@ETpro Honestly, I don’t know what to think. It would be interesting to see studies that compare various school programs at older ages. I just feel like we are overfocused on 4 year olds. I was 4 when I started kindergarten, most friends were 5, some were 6. I went to nursery school a few days a week half day. My mom needed a break, and I was a social smart little kid so going to something structured worked well for me. Then she wanted to get me into kindergarten early, and the response was if she put me in private K then if I did ok they would mainstream into public first grade. But, my parents could not afford private K. Innthe end they got me into public school K very young, I won’t bother with the details. If there had been public preK my mom probably would have been fine with that.
I’m not against funding preK, I just don’t think it gives the results people are really looking for, and I worry it distracts us from something that might be more effective for children. That is my biggest concern, not knowing or pursuing what will really make a significant difference for our children.
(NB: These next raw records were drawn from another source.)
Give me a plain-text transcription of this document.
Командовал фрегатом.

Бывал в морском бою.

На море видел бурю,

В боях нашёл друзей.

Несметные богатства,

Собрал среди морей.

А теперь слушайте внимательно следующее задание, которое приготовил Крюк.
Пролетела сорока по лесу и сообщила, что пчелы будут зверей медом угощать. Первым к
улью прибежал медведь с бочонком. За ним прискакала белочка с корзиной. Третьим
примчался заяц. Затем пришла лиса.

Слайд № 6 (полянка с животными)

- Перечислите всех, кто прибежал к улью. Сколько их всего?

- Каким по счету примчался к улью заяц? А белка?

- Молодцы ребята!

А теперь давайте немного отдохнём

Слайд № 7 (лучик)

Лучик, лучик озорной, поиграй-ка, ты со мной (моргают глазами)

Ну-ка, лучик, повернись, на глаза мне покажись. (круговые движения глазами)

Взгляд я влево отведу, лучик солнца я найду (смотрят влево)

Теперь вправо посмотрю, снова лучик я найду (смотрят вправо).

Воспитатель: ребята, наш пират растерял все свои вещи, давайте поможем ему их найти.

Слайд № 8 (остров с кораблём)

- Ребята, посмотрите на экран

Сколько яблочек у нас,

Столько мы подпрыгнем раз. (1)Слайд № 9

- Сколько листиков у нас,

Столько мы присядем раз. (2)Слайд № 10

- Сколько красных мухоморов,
The article you provided talked up a lot of stats following a very small sample of kids. Their methodoligy is questionable. I don’t like stats without the numbers. They talk about 44% improvement and other percentages, but if the original number is 3, then a 44% improvement is miniscule. They didn’t give a lot of numbers. Articles I have read are all over the map also, I am not criticizing your choice in what article you linked.
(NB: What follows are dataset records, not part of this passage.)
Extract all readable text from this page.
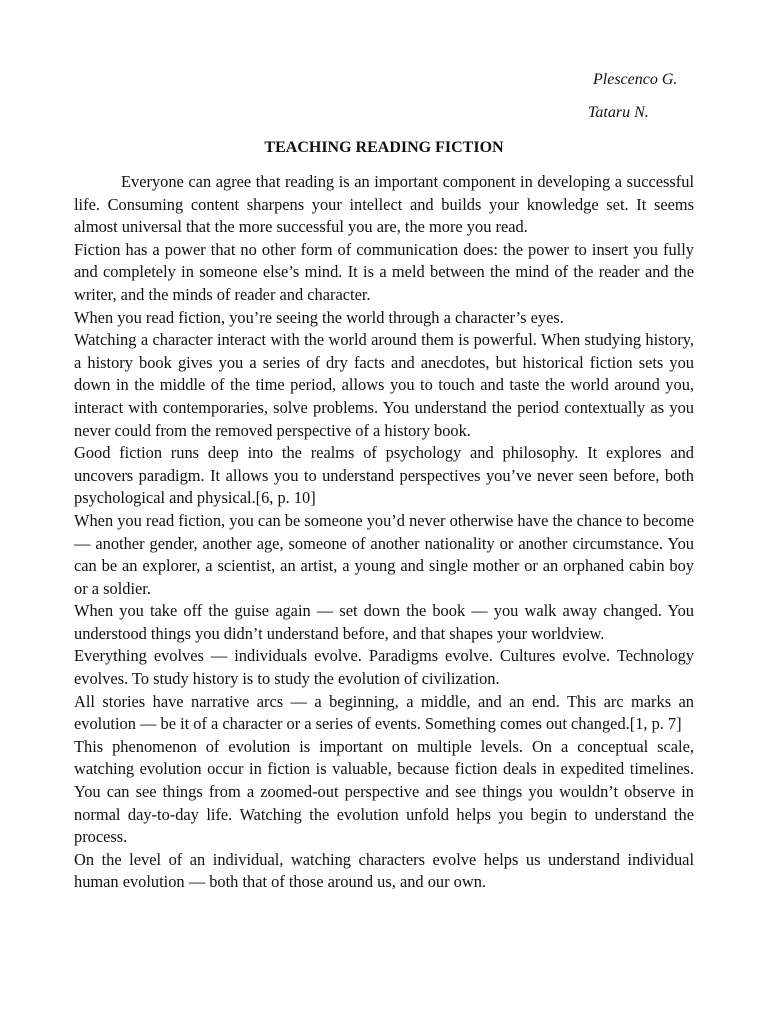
Plescenco G.
Tataru N.
TEACHING READING FICTION

Everyone can agree that reading is an important component in developing a successful life. Consuming content sharpens your intellect and builds your knowledge set. It seems almost universal that the more successful you are, the more you read.

Fiction has a power that no other form of communication does: the power to insert you fully and completely in someone else’s mind. It is a meld between the mind of the reader and the writer, and the minds of reader and character.

When you read fiction, you’re seeing the world through a character’s eyes.

Watching a character interact with the world around them is powerful. When studying history, a history book gives you a series of dry facts and anecdotes, but historical fiction sets you down in the middle of the time period, allows you to touch and taste the world around you, interact with contemporaries, solve problems. You understand the period contextually as you never could from the removed perspective of a history book.

Good fiction runs deep into the realms of psychology and philosophy. It explores and uncovers paradigm. It allows you to understand perspectives you’ve never seen before, both psychological and physical.[6, p. 10]

When you read fiction, you can be someone you’d never otherwise have the chance to become — another gender, another age, someone of another nationality or another circumstance. You can be an explorer, a scientist, an artist, a young and single mother or an orphaned cabin boy or a soldier.

When you take off the guise again — set down the book — you walk away changed. You understood things you didn’t understand before, and that shapes your worldview.

Everything evolves — individuals evolve. Paradigms evolve. Cultures evolve. Technology evolves. To study history is to study the evolution of civilization.

All stories have narrative arcs — a beginning, a middle, and an end. This arc marks an evolution — be it of a character or a series of events. Something comes out changed.[1, p. 7]

This phenomenon of evolution is important on multiple levels. On a conceptual scale, watching evolution occur in fiction is valuable, because fiction deals in expedited timelines. You can see things from a zoomed-out perspective and see things you wouldn’t observe in normal day-to-day life. Watching the evolution unfold helps you begin to understand the process.

On the level of an individual, watching characters evolve helps us understand individual human evolution — both that of those around us, and our own.
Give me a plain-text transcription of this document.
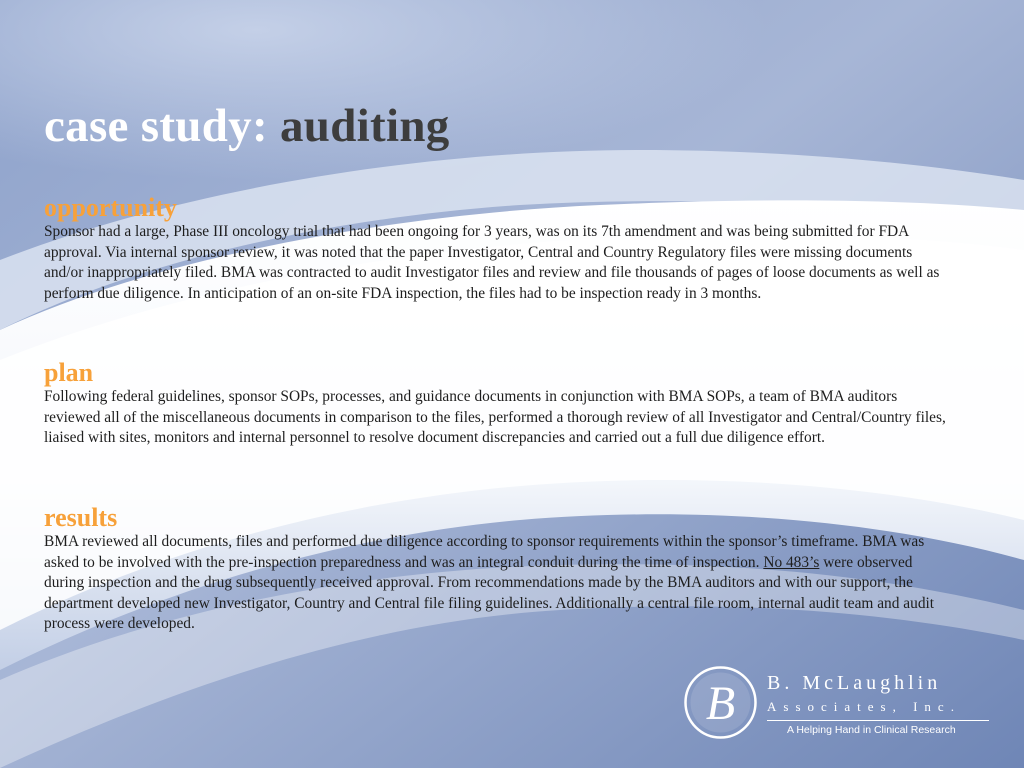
case study: auditing
opportunity

Sponsor had a large, Phase III oncology trial that had been ongoing for 3 years, was on its 7th amendment and was being submitted for FDA approval. Via internal sponsor review, it was noted that the paper Investigator, Central and Country Regulatory files were missing documents and/or inappropriately filed. BMA was contracted to audit Investigator files and review and file thousands of pages of loose documents as well as perform due diligence. In anticipation of an on-site FDA inspection, the files had to be inspection ready in 3 months.

plan

Following federal guidelines, sponsor SOPs, processes, and guidance documents in conjunction with BMA SOPs, a team of BMA auditors reviewed all of the miscellaneous documents in comparison to the files, performed a thorough review of all Investigator and Central/Country files, liaised with sites, monitors and internal personnel to resolve document discrepancies and carried out a full due diligence effort.

results

BMA reviewed all documents, files and performed due diligence according to sponsor requirements within the sponsor’s timeframe. BMA was asked to be involved with the pre-inspection preparedness and was an integral conduit during the time of inspection. No 483’s were observed during inspection and the drug subsequently received approval. From recommendations made by the BMA auditors and with our support, the department developed new Investigator, Country and Central file filing guidelines. Additionally a central file room, internal audit team and audit process were developed.

B B. McLaughlin
Associates, Inc.
A Helping Hand in Clinical Research
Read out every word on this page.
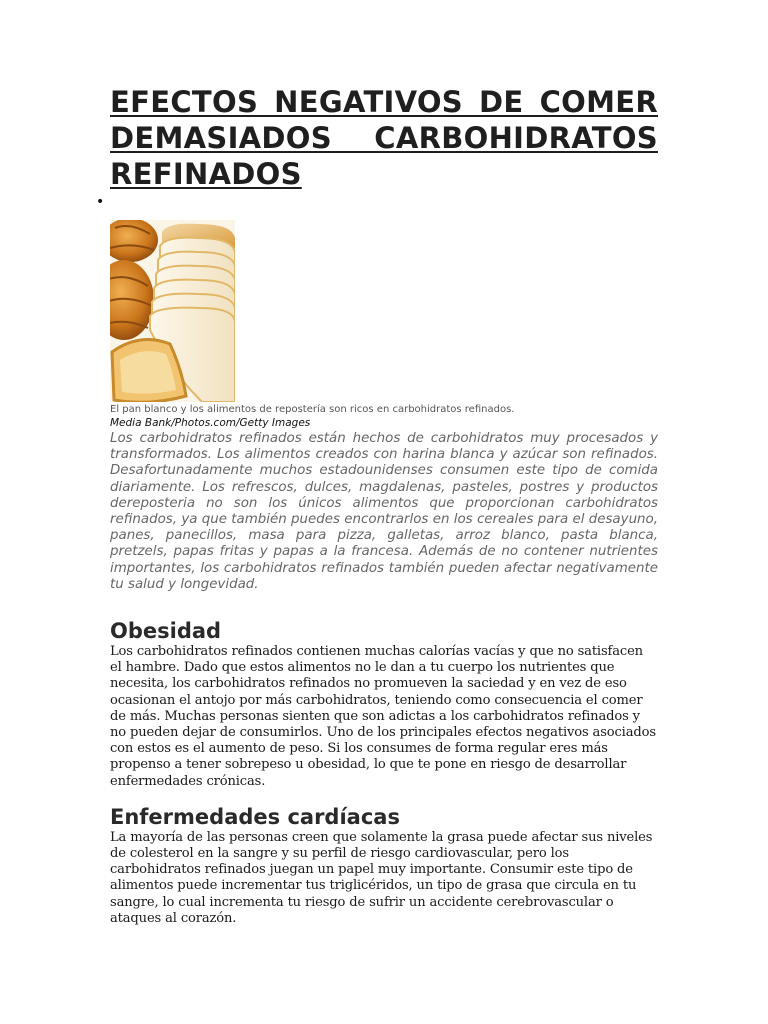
EFECTOS NEGATIVOS DE COMER DEMASIADOS CARBOHIDRATOS REFINADOS
•
El pan blanco y los alimentos de repostería son ricos en carbohidratos refinados.
Media Bank/Photos.com/Getty Images

Los carbohidratos refinados están hechos de carbohidratos muy procesados y transformados. Los alimentos creados con harina blanca y azúcar son refinados. Desafortunadamente muchos estadounidenses consumen este tipo de comida diariamente. Los refrescos, dulces, magdalenas, pasteles, postres y productos dereposteria no son los únicos alimentos que proporcionan carbohidratos refinados, ya que también puedes encontrarlos en los cereales para el desayuno, panes, panecillos, masa para pizza, galletas, arroz blanco, pasta blanca, pretzels, papas fritas y papas a la francesa. Además de no contener nutrientes importantes, los carbohidratos refinados también pueden afectar negativamente tu salud y longevidad.

Obesidad

Los carbohidratos refinados contienen muchas calorías vacías y que no satisfacen el hambre. Dado que estos alimentos no le dan a tu cuerpo los nutrientes que necesita, los carbohidratos refinados no promueven la saciedad y en vez de eso ocasionan el antojo por más carbohidratos, teniendo como consecuencia el comer de más. Muchas personas sienten que son adictas a los carbohidratos refinados y no pueden dejar de consumirlos. Uno de los principales efectos negativos asociados con estos es el aumento de peso. Si los consumes de forma regular eres más propenso a tener sobrepeso u obesidad, lo que te pone en riesgo de desarrollar enfermedades crónicas.

Enfermedades cardíacas

La mayoría de las personas creen que solamente la grasa puede afectar sus niveles de colesterol en la sangre y su perfil de riesgo cardiovascular, pero los carbohidratos refinados juegan un papel muy importante. Consumir este tipo de alimentos puede incrementar tus triglicéridos, un tipo de grasa que circula en tu sangre, lo cual incrementa tu riesgo de sufrir un accidente cerebrovascular o ataques al corazón.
One of the articles I read yesterday, I should have given you the link, and Now I can’t find it, was from the 1990’s measuring parameters like IQ, health, and I think one other. It showed not much improvement or none in these measures. The research I think was really a cost analysis; does it benefit the country financially to fund these things. Kids in head start were more likely to have all their shots earlier, but it did not have a significant effect on their health, things like that. It also said, as I said above that black children won’t up with almost no academic gains long term.
The SEED program, public boardng school, seems to have a lot of positive results. Even children who start in it in high school who are way behind catch up. Their entire environment is changed.